Modern Gretsch Guitars

Modifying a pinned bridge

1

I just got a new 6120 that has a bigsby bridge, which I've never been a fan of. I want to put a tru-arc on it, but the spacing is different on the bigsby bridge. The newer pinned bridge gretsches have two little screws poking out of the top of the guitar that fit into recesses on the bottom of the bridge base. So the way I see it, I have two options:

  1. Remove the posts, fill the old holes and redrill them to the right spacing

  2. Get a new bridge base and attempt to drill out the tiny recesses on the bottom to fit the pins.

Option 2 sounds worse, but I've never attempted anything like this before.
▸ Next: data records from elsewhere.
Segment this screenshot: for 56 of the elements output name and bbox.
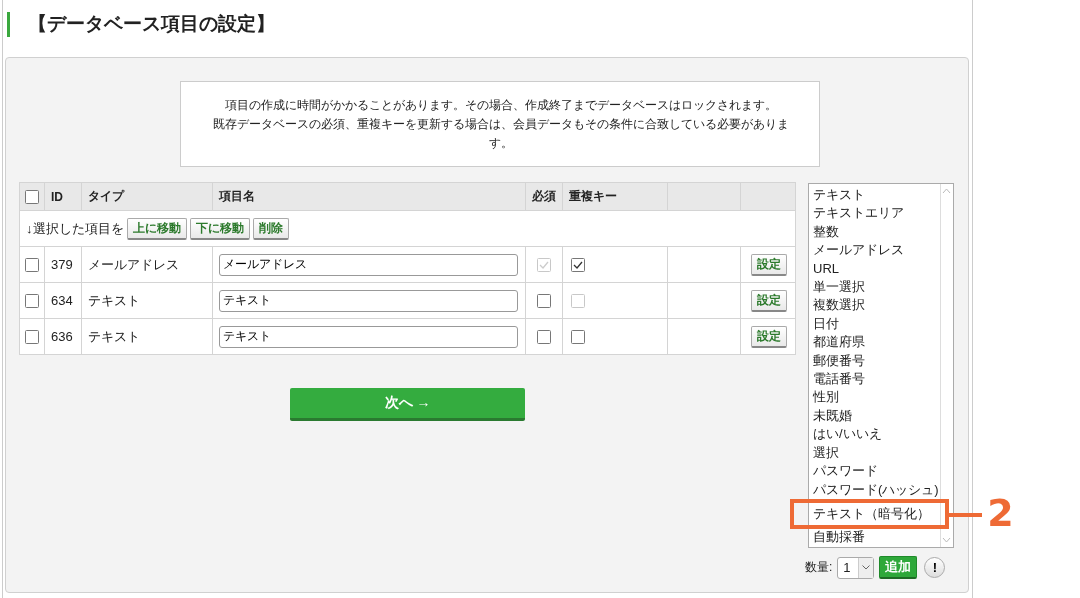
list-item[interactable]: 選択 bbox=[812, 443, 940, 463]
table-cell: 636 bbox=[51, 329, 73, 344]
list-item[interactable]: はい/いいえ bbox=[812, 425, 940, 444]
list-item[interactable]: 複数選択 bbox=[812, 296, 940, 315]
callout-number: 2 bbox=[987, 490, 1014, 535]
list-item[interactable]: テキスト bbox=[812, 186, 940, 205]
list-item[interactable]: 性別 bbox=[812, 388, 940, 407]
column-header: ID bbox=[51, 189, 64, 204]
list-item[interactable]: 電話番号 bbox=[812, 370, 940, 389]
list-item[interactable]: URL bbox=[812, 259, 940, 279]
page-title: 【データベース項目の設定】 bbox=[28, 12, 275, 36]
checkbox[interactable] bbox=[536, 329, 551, 344]
small-button[interactable]: 設定 bbox=[751, 325, 788, 348]
checkbox[interactable] bbox=[570, 257, 585, 272]
small-button[interactable]: 上に移動 bbox=[126, 217, 187, 240]
list-item[interactable]: 日付 bbox=[812, 314, 940, 334]
bulk-action-label: ↓選択した項目を bbox=[26, 219, 124, 238]
column-header: 項目名 bbox=[219, 189, 256, 203]
checkbox[interactable] bbox=[25, 257, 39, 272]
small-button[interactable]: 設定 bbox=[751, 253, 788, 276]
table-cell: テキスト bbox=[88, 292, 141, 308]
input-field[interactable]: メールアドレス bbox=[219, 253, 519, 276]
checkbox[interactable] bbox=[25, 293, 39, 308]
small-button[interactable]: 削除 bbox=[252, 217, 289, 240]
list-item[interactable]: 単一選択 bbox=[812, 278, 940, 297]
list-item[interactable]: 整数 bbox=[812, 222, 940, 242]
table-cell: 379 bbox=[51, 257, 73, 272]
list-item[interactable]: 自動採番 bbox=[812, 528, 940, 547]
list-item[interactable]: パスワード(ハッシュ) bbox=[812, 480, 940, 499]
column-header: 必須 bbox=[531, 189, 556, 203]
list-item[interactable]: パスワード bbox=[812, 462, 940, 481]
table-cell: メールアドレス bbox=[88, 256, 180, 272]
column-header: 重複キー bbox=[568, 189, 617, 203]
list-item[interactable]: 都道府県 bbox=[812, 333, 940, 352]
checkbox[interactable] bbox=[570, 329, 585, 344]
help-button[interactable]: ! bbox=[924, 557, 946, 578]
small-button[interactable]: 設定 bbox=[751, 289, 788, 312]
list-item[interactable]: メールアドレス bbox=[812, 241, 940, 260]
notice-text: 項目の作成に時間がかかることがあります。その場合、作成終了までデータベースはロックされます。 bbox=[224, 97, 778, 114]
column-header: タイプ bbox=[88, 189, 125, 203]
list-item[interactable]: テキストエリア bbox=[812, 204, 940, 223]
checkbox[interactable] bbox=[25, 329, 39, 344]
list-item[interactable]: テキスト（暗号化） bbox=[812, 504, 940, 524]
notice-text: 既存データベースの必須、重複キーを更新する場合は、会員データもその条件に合致している必要があります。 bbox=[212, 116, 790, 152]
input-field[interactable]: テキスト bbox=[219, 289, 519, 312]
list-item[interactable]: 未既婚 bbox=[812, 406, 940, 426]
table-cell: テキスト bbox=[88, 328, 141, 344]
caret-icon bbox=[862, 565, 871, 570]
list-item[interactable]: 郵便番号 bbox=[812, 351, 940, 371]
quantity-label: 数量: bbox=[805, 559, 833, 576]
checkbox[interactable] bbox=[536, 293, 551, 308]
checkbox[interactable] bbox=[25, 189, 39, 204]
table-cell: 634 bbox=[51, 293, 73, 308]
quantity-select[interactable]: 1 bbox=[837, 556, 875, 579]
small-button[interactable]: 下に移動 bbox=[189, 217, 250, 240]
input-field[interactable]: テキスト bbox=[219, 325, 519, 348]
Of course, I could just unscrew the pins and return it to floating, but I'd like to see if either of these options works first. If anyone's done something like this before, any help is appreciated!

2

Not my guitar, but here's a picture for those unfamiliar with the newer gretsch pin system.

3

Leave the pins (keeps the guitar original) and drill the base -- much easier to do. Looks like you won't have much to drill away for the new bridge base. You'd probably have to get a new base anyway.

4

We can make a Tru-Arc to fit the Bigsby Comp spacing - or I can sell you a Gretsch base with a standard-spaced Tru-Arc. The Gretsch bases already have the divots in the bottom which should fit your pin locations.
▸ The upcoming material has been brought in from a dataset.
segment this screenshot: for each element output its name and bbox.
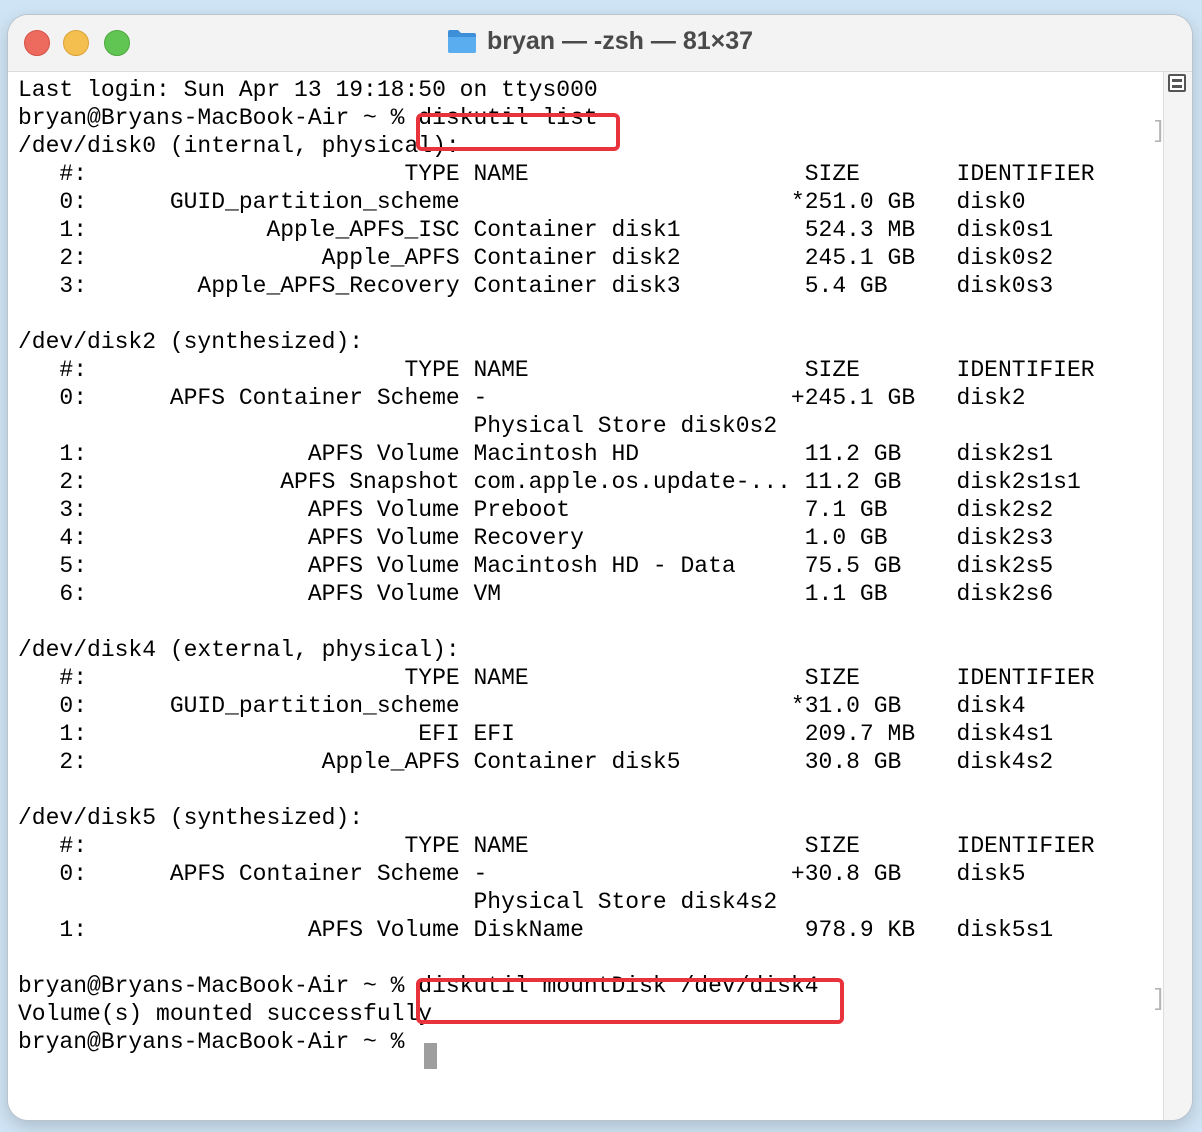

There should be no need to modify anything!

5

I have had to do this procedure already on 3 Gretsch guitars: Unscrew the Allen-key grubscrews from the guitar and keep them in a safe place. Don't fill the holes, they will be covered by the bridge base. You now have a floating bridge. The whole procedure can be reversed in 5 minutes and will be back to original

6

I'd go with one of Proteus' recommendations. Couple things I would consider: If your present bridge base is nice and flush with the contour of the guitar top, I might lean toward a Tru Arc with hole spacing to match the original Bigsby bridge....or if you don't mind a little sanding a standard spaced Tru Arc and a new bridge base would give you the option of using the Tru Arc on another guitar if you so choose. You really can't go wrong either way.

7

We can make a Tru-Arc to fit the Bigsby Comp spacing - or I can sell you a Gretsch base with a standard-spaced Tru-Arc. The Gretsch bases already have the divots in the bottom which should fit your pin locations.

There should be no need to modify anything!

– Proteus

+1

This is a non-issue. He can make a Tru-Arc to fit the Bigsby Comp spacing - just let him know when you order. I've done this and it's the way to go.
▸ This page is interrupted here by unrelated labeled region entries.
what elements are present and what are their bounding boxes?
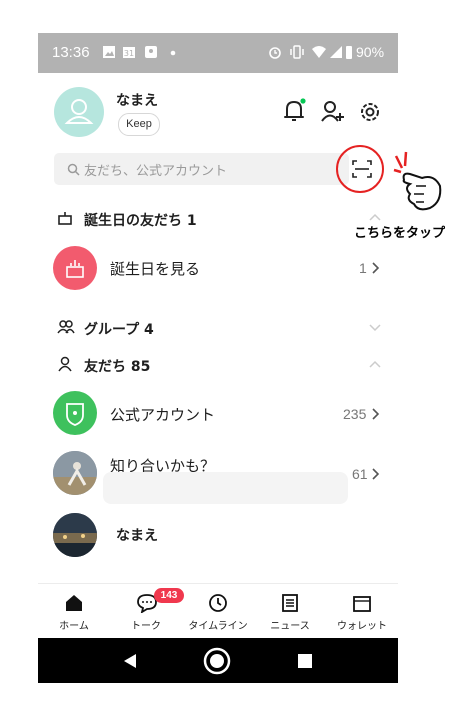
talk-unread-badge: 143 [154,588,184,603]
birthday-avatar [53,246,97,290]
friend-row-count: 235 [343,406,367,422]
section-groups-title[interactable]: グループ 4 [84,319,154,339]
my-avatar[interactable] [54,87,104,137]
photo-thumbnail [53,513,97,557]
chevron-up-icon[interactable] [368,359,382,369]
official-account-avatar [53,391,97,435]
search-placeholder: 友だち、公式アカウント [84,164,228,179]
birthday-cake-icon [58,212,72,225]
calendar-icon: 31 [123,47,135,58]
wifi-icon [312,46,326,58]
dot-icon [170,50,176,56]
see-birthdays-label[interactable]: 誕生日を見る [110,258,200,279]
pointing-hand-icon [393,151,442,211]
annotation-tap-here: こちらをタップ [354,226,446,241]
home-circle-icon[interactable] [202,646,232,676]
friend-row-label[interactable]: 公式アカウント [110,404,215,425]
section-friends-title[interactable]: 友だち 85 [84,356,150,376]
cake-icon [66,260,84,278]
battery-icon [346,46,352,59]
status-bar: 13:36 31 90% [38,33,398,73]
keep-button[interactable]: Keep [118,113,160,136]
friend-suggestion-avatar [53,451,97,495]
friend-icon [58,356,72,372]
birthday-count: 1 [359,260,367,276]
photo-thumbnail [53,451,97,495]
friend-row-label[interactable]: なまえ [116,525,158,545]
recents-icon[interactable] [297,653,313,669]
chevron-up-icon[interactable] [368,212,382,222]
friend-row-count: 61 [352,466,368,482]
nav-home[interactable]: ホーム [38,584,110,639]
nav-label: ウォレット [337,621,387,632]
friend-avatar [53,513,97,557]
settings-gear-icon[interactable] [358,100,382,124]
battery-percent: 90% [356,44,385,60]
section-birthday-title[interactable]: 誕生日の友だち 1 [84,210,197,230]
home-icon [66,595,82,611]
group-icon [57,320,75,334]
nav-label: ホーム [59,621,89,632]
shield-icon [66,403,84,426]
status-time: 13:36 [52,44,90,61]
highlight-circle [336,145,384,193]
nav-label: ニュース [270,621,310,632]
app-notification-icon [145,46,157,58]
chevron-right-icon[interactable] [371,467,381,481]
chevron-down-icon[interactable] [368,322,382,332]
clock-icon [209,594,227,612]
chevron-right-icon[interactable] [371,407,381,421]
notification-bell-icon[interactable] [282,98,306,124]
profile-name[interactable]: なまえ [116,90,158,110]
android-nav-bar [38,638,398,683]
svg-text:31: 31 [124,49,134,58]
back-icon[interactable] [122,652,138,670]
gallery-icon [103,46,115,58]
alarm-icon [269,47,281,59]
chevron-right-icon[interactable] [371,261,381,275]
nav-news[interactable]: ニュース [254,584,326,639]
news-icon [282,594,298,612]
vibrate-icon [290,45,304,59]
nav-timeline[interactable]: タイムライン [182,584,254,639]
blurred-text-placeholder [103,472,348,504]
person-icon [64,99,94,124]
search-icon [67,163,80,176]
wallet-icon [353,596,371,612]
nav-wallet[interactable]: ウォレット [326,584,398,639]
nav-label: タイムライン [188,621,248,632]
bottom-navigation: ホーム トーク タイムライン ニュース ウォレット [38,583,398,639]
add-friend-icon[interactable] [320,98,346,124]
signal-icon [330,46,342,58]
nav-label: トーク [131,621,161,632]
If you like the sound of the Bigsby aluminum at all, the aluminum Tru-arc will have the same twangyness but is better/fatter sounding. I love this bridge and currently have it on 3 Gretsches.

8

Unless you are a complete crazed wild man live you really only need to have the bass side pinned anyway...however, I actually spent several years actually being a complete crazed wild man live (jumping on peoples tables, onto the standup bass, off the stage into the dance floor etc etc) and I've never had an intonation problem with the bridge just pinned on the bass side.

9

So now Gretsch as begun pinning the bridges for the Bigsby? My 2016 had no pins. I followed the "customized BZ Melita" installation! I’ll say once i did this i had no issue with the Bigsby and tuning problems. My guitar guy told me it wouldn’t work, too!